Na bancada da janela era possível identificar os restos de uma flor e alguns bilhetinhos de encorajamento do tipo "eu sei que vai conseguir, não desista". Voltou os olhos a cama e disse a si mesma "só pode ser um engano". Meio confusa se dirigiu à porta e deu de cara com uma enfermeira, ela nem pareceu notar alguém ali e foi direto para sua paciente. Calada, Yasmim saiu do quarto e se viu num corredor movimentado. Com um passo mais apertado foi até a saída do hospital.

O dia estava nublado, com uma garoa fraca. Ela ainda se perguntava o que estava fazendo ali. A casa dos pais não era muito longe dali, resolveu ir de a pé. Quando chegou na frente de casa e tentou abrir a porta sentiu um arrepio percorrer lhe o corpo.

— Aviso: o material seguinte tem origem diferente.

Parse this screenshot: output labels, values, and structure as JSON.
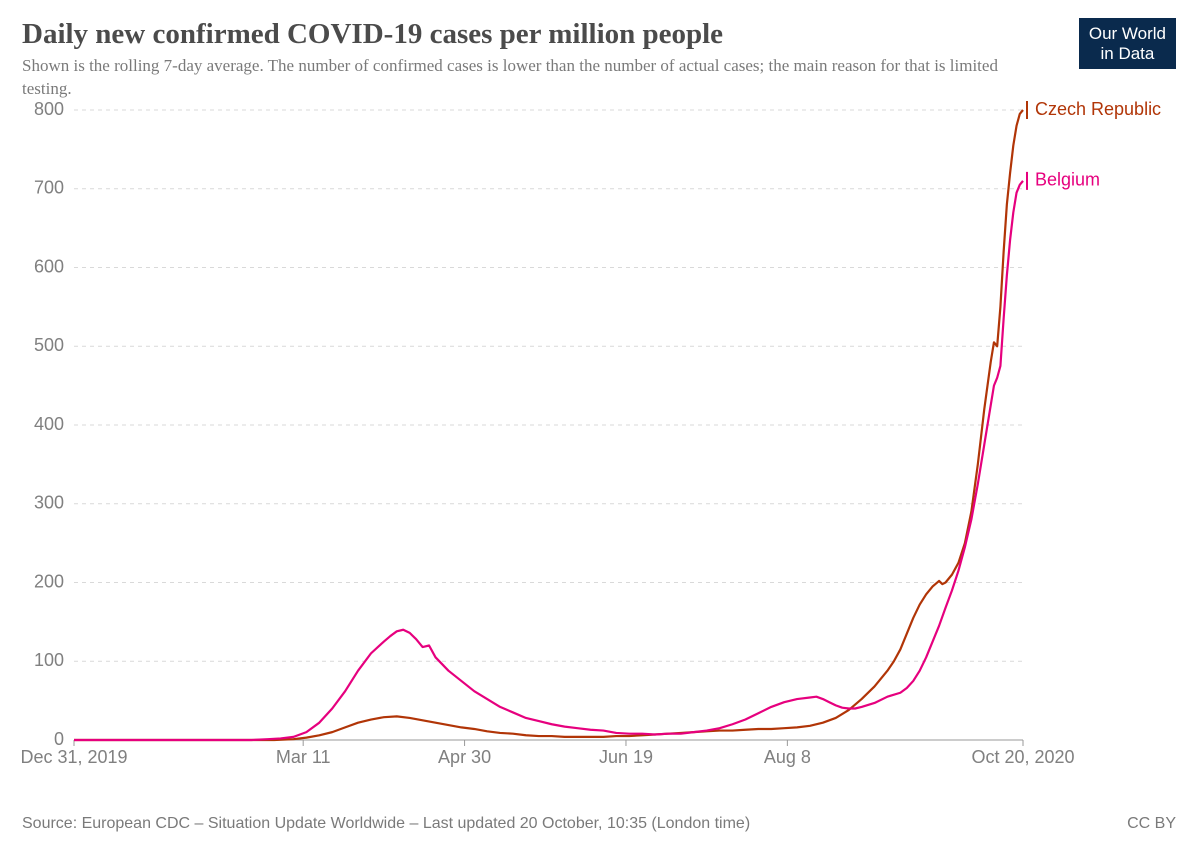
{
  "header": {
    "title": "Daily new confirmed COVID-19 cases per million people",
    "subtitle": "Shown is the rolling 7-day average. The number of confirmed cases is lower than the number of actual cases; the main reason for that is limited testing.",
    "logo_line1": "Our World",
    "logo_line2": "in Data",
    "logo_bg": "#0a2a4d",
    "logo_fg": "#ffffff",
    "title_color": "#4b4b4b",
    "subtitle_color": "#7a7a7a",
    "title_fontsize": 29,
    "subtitle_fontsize": 17
  },
  "chart": {
    "type": "line",
    "background_color": "#ffffff",
    "grid_color": "#d9d9d9",
    "axis_color": "#999999",
    "tick_label_color": "#808080",
    "tick_fontsize": 18,
    "line_width": 2.2,
    "x_domain": [
      0,
      294
    ],
    "y_domain": [
      0,
      800
    ],
    "y_ticks": [
      0,
      100,
      200,
      300,
      400,
      500,
      600,
      700,
      800
    ],
    "x_ticks": [
      {
        "pos": 0,
        "label": "Dec 31, 2019",
        "anchor": "start"
      },
      {
        "pos": 71,
        "label": "Mar 11",
        "anchor": "middle"
      },
      {
        "pos": 121,
        "label": "Apr 30",
        "anchor": "middle"
      },
      {
        "pos": 171,
        "label": "Jun 19",
        "anchor": "middle"
      },
      {
        "pos": 221,
        "label": "Aug 8",
        "anchor": "middle"
      },
      {
        "pos": 294,
        "label": "Oct 20, 2020",
        "anchor": "middle"
      }
    ],
    "series": [
      {
        "name": "Czech Republic",
        "color": "#b13507",
        "label_y": 800,
        "points": [
          [
            0,
            0
          ],
          [
            40,
            0
          ],
          [
            55,
            0
          ],
          [
            62,
            0
          ],
          [
            68,
            1
          ],
          [
            72,
            3
          ],
          [
            76,
            6
          ],
          [
            80,
            10
          ],
          [
            84,
            16
          ],
          [
            88,
            22
          ],
          [
            92,
            26
          ],
          [
            96,
            29
          ],
          [
            100,
            30
          ],
          [
            104,
            28
          ],
          [
            108,
            25
          ],
          [
            112,
            22
          ],
          [
            116,
            19
          ],
          [
            120,
            16
          ],
          [
            124,
            14
          ],
          [
            128,
            11
          ],
          [
            132,
            9
          ],
          [
            136,
            8
          ],
          [
            140,
            6
          ],
          [
            144,
            5
          ],
          [
            148,
            5
          ],
          [
            152,
            4
          ],
          [
            156,
            4
          ],
          [
            160,
            4
          ],
          [
            164,
            4
          ],
          [
            168,
            5
          ],
          [
            172,
            5
          ],
          [
            176,
            6
          ],
          [
            180,
            7
          ],
          [
            184,
            8
          ],
          [
            188,
            9
          ],
          [
            192,
            10
          ],
          [
            196,
            11
          ],
          [
            200,
            12
          ],
          [
            204,
            12
          ],
          [
            208,
            13
          ],
          [
            212,
            14
          ],
          [
            216,
            14
          ],
          [
            220,
            15
          ],
          [
            224,
            16
          ],
          [
            228,
            18
          ],
          [
            232,
            22
          ],
          [
            236,
            28
          ],
          [
            240,
            38
          ],
          [
            244,
            52
          ],
          [
            248,
            68
          ],
          [
            252,
            88
          ],
          [
            254,
            100
          ],
          [
            256,
            115
          ],
          [
            258,
            135
          ],
          [
            260,
            155
          ],
          [
            262,
            172
          ],
          [
            264,
            185
          ],
          [
            266,
            195
          ],
          [
            268,
            202
          ],
          [
            269,
            198
          ],
          [
            270,
            200
          ],
          [
            272,
            210
          ],
          [
            274,
            225
          ],
          [
            276,
            250
          ],
          [
            278,
            290
          ],
          [
            280,
            350
          ],
          [
            282,
            420
          ],
          [
            284,
            480
          ],
          [
            285,
            505
          ],
          [
            286,
            500
          ],
          [
            287,
            550
          ],
          [
            288,
            620
          ],
          [
            289,
            680
          ],
          [
            290,
            720
          ],
          [
            291,
            755
          ],
          [
            292,
            780
          ],
          [
            293,
            795
          ],
          [
            294,
            800
          ]
        ]
      },
      {
        "name": "Belgium",
        "color": "#e6007e",
        "label_y": 710,
        "points": [
          [
            0,
            0
          ],
          [
            40,
            0
          ],
          [
            55,
            0
          ],
          [
            60,
            1
          ],
          [
            64,
            2
          ],
          [
            68,
            4
          ],
          [
            72,
            10
          ],
          [
            76,
            22
          ],
          [
            80,
            40
          ],
          [
            84,
            62
          ],
          [
            88,
            88
          ],
          [
            92,
            110
          ],
          [
            96,
            125
          ],
          [
            98,
            132
          ],
          [
            100,
            138
          ],
          [
            102,
            140
          ],
          [
            104,
            136
          ],
          [
            106,
            128
          ],
          [
            108,
            118
          ],
          [
            110,
            120
          ],
          [
            112,
            105
          ],
          [
            116,
            88
          ],
          [
            120,
            75
          ],
          [
            124,
            62
          ],
          [
            128,
            52
          ],
          [
            132,
            42
          ],
          [
            136,
            35
          ],
          [
            140,
            28
          ],
          [
            144,
            24
          ],
          [
            148,
            20
          ],
          [
            152,
            17
          ],
          [
            156,
            15
          ],
          [
            160,
            13
          ],
          [
            164,
            12
          ],
          [
            168,
            9
          ],
          [
            172,
            8
          ],
          [
            176,
            8
          ],
          [
            180,
            7
          ],
          [
            184,
            8
          ],
          [
            188,
            8
          ],
          [
            192,
            10
          ],
          [
            196,
            12
          ],
          [
            200,
            15
          ],
          [
            204,
            20
          ],
          [
            208,
            26
          ],
          [
            212,
            34
          ],
          [
            216,
            42
          ],
          [
            220,
            48
          ],
          [
            224,
            52
          ],
          [
            228,
            54
          ],
          [
            230,
            55
          ],
          [
            232,
            52
          ],
          [
            234,
            48
          ],
          [
            236,
            44
          ],
          [
            238,
            41
          ],
          [
            240,
            40
          ],
          [
            242,
            40
          ],
          [
            244,
            42
          ],
          [
            248,
            47
          ],
          [
            252,
            55
          ],
          [
            256,
            60
          ],
          [
            258,
            66
          ],
          [
            260,
            75
          ],
          [
            262,
            88
          ],
          [
            264,
            105
          ],
          [
            266,
            125
          ],
          [
            268,
            145
          ],
          [
            270,
            168
          ],
          [
            272,
            190
          ],
          [
            274,
            215
          ],
          [
            276,
            245
          ],
          [
            278,
            280
          ],
          [
            280,
            325
          ],
          [
            282,
            375
          ],
          [
            284,
            425
          ],
          [
            285,
            450
          ],
          [
            286,
            460
          ],
          [
            287,
            475
          ],
          [
            288,
            535
          ],
          [
            289,
            590
          ],
          [
            290,
            635
          ],
          [
            291,
            670
          ],
          [
            292,
            695
          ],
          [
            293,
            705
          ],
          [
            294,
            710
          ]
        ]
      }
    ]
  },
  "footer": {
    "source": "Source: European CDC – Situation Update Worldwide – Last updated 20 October, 10:35 (London time)",
    "license": "CC BY",
    "color": "#7a7a7a",
    "fontsize": 16
  }
}
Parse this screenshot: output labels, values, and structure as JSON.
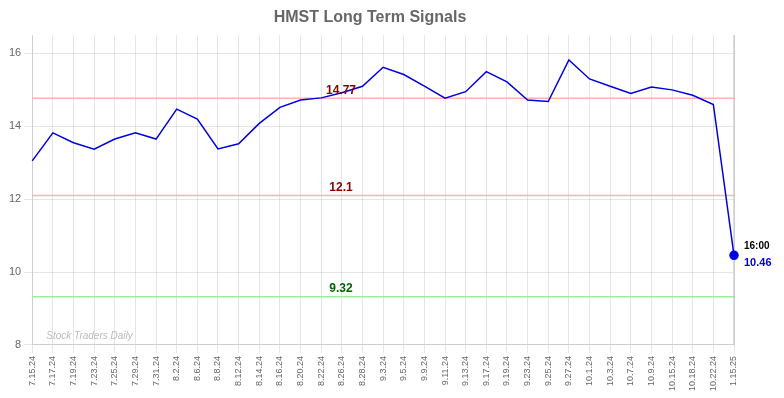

Ao girar a maçaneta sua mão atravessou totalmente para o outro lado. Seus olhos arregalaram. Tentou mais uma vez e aconteceu a mesma coisa. Ela cerrou os dentes, fechou os olhos e atravessou a porta sem nenhuma dificuldade. Quando abriu os olhos se viu de frente para o corredor. Por um momento pensou estar sonhando, tentou até se dar alguns beliscões, mas nada adiantou. Devagar foi andando até a sala onde seus pais estavam abraçados no sofá.

- Oi gente! - ela gritou chegando mais perto.

Nenhum dos dois se virou. Estavam chorando por algum motivo. A foto de Yasmim estava pendurada na parede, com algumas rosas abaixo, em cima da estante.

- Pessoal! - ela gritou mais alto.

De novo ninguém reagiu. Uma sensação estranha tomou conta de seu corpo. Com os dois braços estendidos tentou sacudir sua mãe, mas de nada adiantava tentar tocar alguma coisa, as mãos sempre atravessavam. Ela se afastou lentamente e foi até a cozinha, olhou para o calendário que fizera na primeira série e sorriu. Em cima da geladeira estava o calendário certo. 28 de Agosto. "como assim 28 de agosto?". Perguntou-se, o último dia que havia saído de casa era 19 de fevereiro. Com uma certa pressa saiu de casa rumo à casa do seu melhor amigo, Lorenzo.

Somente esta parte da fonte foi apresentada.